In Uncategorized on November 22, 2013 at 2:57 pm

Publishing its annual Web Index, surveying worldwide use of the web to promote human rights and prosperity, the World Wide Web Foundation surveyed 81 countries and warned that “a growing tide of surveillance and censorship now threatens the future of democracy,” with “one in three countries” “conducting ‘moderate to severe” blocking or filtering of legitimate dissent.” The problem extended from affluent to majority-world countries and included democracies. Britain helps fund the Index and held third place, after Sweden and Norway.

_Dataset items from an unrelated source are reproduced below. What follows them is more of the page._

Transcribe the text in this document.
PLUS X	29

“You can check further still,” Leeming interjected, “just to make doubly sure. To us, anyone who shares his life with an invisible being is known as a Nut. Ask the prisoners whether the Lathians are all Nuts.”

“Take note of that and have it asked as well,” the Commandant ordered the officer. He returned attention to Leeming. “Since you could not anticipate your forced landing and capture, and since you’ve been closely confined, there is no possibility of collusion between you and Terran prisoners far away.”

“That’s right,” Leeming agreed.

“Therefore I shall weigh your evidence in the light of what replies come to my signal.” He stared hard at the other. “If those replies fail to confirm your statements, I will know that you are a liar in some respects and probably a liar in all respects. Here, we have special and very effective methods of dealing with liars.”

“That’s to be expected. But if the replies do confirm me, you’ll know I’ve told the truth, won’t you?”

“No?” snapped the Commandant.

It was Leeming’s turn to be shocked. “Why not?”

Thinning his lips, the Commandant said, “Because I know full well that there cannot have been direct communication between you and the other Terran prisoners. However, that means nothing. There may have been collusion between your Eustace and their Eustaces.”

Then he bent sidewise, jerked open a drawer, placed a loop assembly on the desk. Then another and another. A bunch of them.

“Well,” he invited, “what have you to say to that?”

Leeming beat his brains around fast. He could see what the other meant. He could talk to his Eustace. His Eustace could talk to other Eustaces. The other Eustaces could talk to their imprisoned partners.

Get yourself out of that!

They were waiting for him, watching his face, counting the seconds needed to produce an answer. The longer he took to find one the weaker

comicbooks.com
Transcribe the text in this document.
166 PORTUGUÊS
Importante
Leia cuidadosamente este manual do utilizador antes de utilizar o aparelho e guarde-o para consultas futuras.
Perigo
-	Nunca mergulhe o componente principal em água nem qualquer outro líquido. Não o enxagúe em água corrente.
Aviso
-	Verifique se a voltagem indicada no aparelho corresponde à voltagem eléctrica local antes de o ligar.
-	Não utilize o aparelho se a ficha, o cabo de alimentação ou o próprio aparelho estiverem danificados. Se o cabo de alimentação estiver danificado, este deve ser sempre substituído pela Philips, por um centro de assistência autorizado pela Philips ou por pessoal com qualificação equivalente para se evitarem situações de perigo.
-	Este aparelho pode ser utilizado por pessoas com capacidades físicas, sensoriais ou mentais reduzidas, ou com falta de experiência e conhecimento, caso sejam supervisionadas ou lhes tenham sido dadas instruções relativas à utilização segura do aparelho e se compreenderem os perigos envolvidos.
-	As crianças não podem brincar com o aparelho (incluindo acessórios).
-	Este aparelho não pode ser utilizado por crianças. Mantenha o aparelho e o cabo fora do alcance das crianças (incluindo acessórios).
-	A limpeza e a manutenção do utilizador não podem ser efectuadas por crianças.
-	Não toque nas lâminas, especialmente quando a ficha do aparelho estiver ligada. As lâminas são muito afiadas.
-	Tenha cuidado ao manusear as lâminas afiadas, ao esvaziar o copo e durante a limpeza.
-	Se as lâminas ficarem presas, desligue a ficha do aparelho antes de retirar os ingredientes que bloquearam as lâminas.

Two reports into ocean acidification left the liberal capitalist weekly magazine The Economist with the impression that “this is an issue that needs to be taken seriously, though worryingly little is known about it.” Oceans seem to become more acidic as atmospheric carbon levels rise; in the distant past, similarly dramatic changes have drastically unbalanced ancient ecosystems, and the worry, so to speak, is that prehistory might repeat itself. Meanwhile, the Economist’s target readership of management-cadre capitalists seemed to be struggling to achieve their own stated goal to produce greener, more forest-friendly goods; they find it hard to keep track of their own complex supply chains. In an action somewhat eclipsed by the high-profile release on bail of Greenpeace activists, accused of hooliganism for their action against Arctic oil drilling, other green campaign groups staged a walkout from the UN climate talks in Warsaw, amid squabbling between member states. The EU has accused coal-friendly Poland of fudging its duty to draw up a schedule for work towards new, binding carbon targets. This remains a stubbornly elusive hope, with the current deadline for agreement set for a Paris conference in 2015, and concrete action by 2020. If you want to know more, this seems to be the book to put on your Christmas list:

The UK government’s privatisation agenda continued to play as a farce, with favoured subcontractor Capita attributing its piss-poor performance running army recruitment to the lack of wars, and prison privatisation being held up because top bidder Serco is itself the subject of criminal investigation for fiddling their own books, taking money for prisoners who were dead or who never existed at all.